News, Regulation | June 19, 2018 By:

Japan’s Virtual Currency Exchange Association (JVCEA) has drafted new self-regulatory rules in an effort to step up consumer protections and improve transparency.

The JVCEA is a self-regulatory body that was formed earlier this year following the Coincheck hack. The JVCEA is made up of 16 crypto exchanges that are currently registered with Japan’s Financial Services Agency (FSA). The chairman and president of the organization is Taizen Okuyama of Money Partners. Bitflyer CEO Yuzo Kano is the Vice Chairman, along with Bitbank President Noriyuki Hiroeno. The other two directors are SBI Virtual Currencies’ Yoshitaka Kitao and GMO Coin’s Tomitaka Ishimura.

The proposed self-regulatory rules will reportedly include a ban on insider trading, penalizing crypto exchange employees if they engage in “inappropriate” trading due to their firsthand knowledge. The JVCEA will also prohibit the trading of privacy-centric cryptocurrencies on exchanges, such as Monero and Zcash, in order to conform to anti-money laundering (AML) regulations.

Crypto exchanges will also be required to better protect customer assets in order to prevent a repeat of the Coincheck hack. They will have to report audit results to the association.

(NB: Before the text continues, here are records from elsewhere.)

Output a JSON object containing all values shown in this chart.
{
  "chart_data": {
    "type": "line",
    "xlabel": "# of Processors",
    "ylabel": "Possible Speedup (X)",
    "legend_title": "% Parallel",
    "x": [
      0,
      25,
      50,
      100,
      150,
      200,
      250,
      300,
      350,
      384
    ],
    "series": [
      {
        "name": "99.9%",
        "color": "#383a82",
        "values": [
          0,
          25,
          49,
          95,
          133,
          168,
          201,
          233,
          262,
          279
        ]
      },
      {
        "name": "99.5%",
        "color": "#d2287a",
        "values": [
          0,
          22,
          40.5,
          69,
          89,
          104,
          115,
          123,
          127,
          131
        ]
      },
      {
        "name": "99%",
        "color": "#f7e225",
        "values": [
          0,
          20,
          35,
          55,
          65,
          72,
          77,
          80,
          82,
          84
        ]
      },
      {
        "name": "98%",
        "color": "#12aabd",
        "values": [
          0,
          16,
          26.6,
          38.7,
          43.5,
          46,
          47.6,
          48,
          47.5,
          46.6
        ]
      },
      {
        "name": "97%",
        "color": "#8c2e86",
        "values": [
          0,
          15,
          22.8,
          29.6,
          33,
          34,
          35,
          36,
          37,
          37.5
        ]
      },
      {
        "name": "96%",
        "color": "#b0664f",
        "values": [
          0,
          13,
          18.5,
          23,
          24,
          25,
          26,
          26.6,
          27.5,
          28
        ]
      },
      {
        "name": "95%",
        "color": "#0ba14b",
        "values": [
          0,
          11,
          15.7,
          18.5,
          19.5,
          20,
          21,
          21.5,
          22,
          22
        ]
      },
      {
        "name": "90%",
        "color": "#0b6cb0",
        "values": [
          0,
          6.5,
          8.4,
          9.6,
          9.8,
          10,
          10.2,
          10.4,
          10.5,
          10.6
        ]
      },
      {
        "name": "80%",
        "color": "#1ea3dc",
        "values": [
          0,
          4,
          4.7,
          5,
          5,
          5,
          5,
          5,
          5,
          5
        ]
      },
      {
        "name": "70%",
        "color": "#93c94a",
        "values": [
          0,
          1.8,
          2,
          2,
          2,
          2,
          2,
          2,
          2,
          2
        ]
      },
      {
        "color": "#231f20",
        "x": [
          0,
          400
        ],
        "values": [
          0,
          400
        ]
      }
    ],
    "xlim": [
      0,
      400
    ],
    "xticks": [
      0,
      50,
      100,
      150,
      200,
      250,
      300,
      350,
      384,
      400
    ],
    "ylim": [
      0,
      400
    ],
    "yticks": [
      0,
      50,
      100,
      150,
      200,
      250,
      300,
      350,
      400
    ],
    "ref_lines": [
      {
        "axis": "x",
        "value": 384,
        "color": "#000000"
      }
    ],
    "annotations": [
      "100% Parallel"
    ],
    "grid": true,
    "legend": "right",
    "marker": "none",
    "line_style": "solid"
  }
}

Customers’ private keys, which are needed to complete transactions, must also be managed offline to minimize hacking risk.

The association will reportedly vote on the proposal at a meeting on June 27. It seeks to adopt the new rules as soon as it is recognized as a self-regulatory body by the FSA.

According to an unnamed official at one exchange, the JVCEA has drawn up nearly 100 pages of self-regulatory measures which could be costly for crypto exchanges to comply with. “We’re being subjected to rules almost as tough as the Financial Instruments and Exchange Act,” the official said.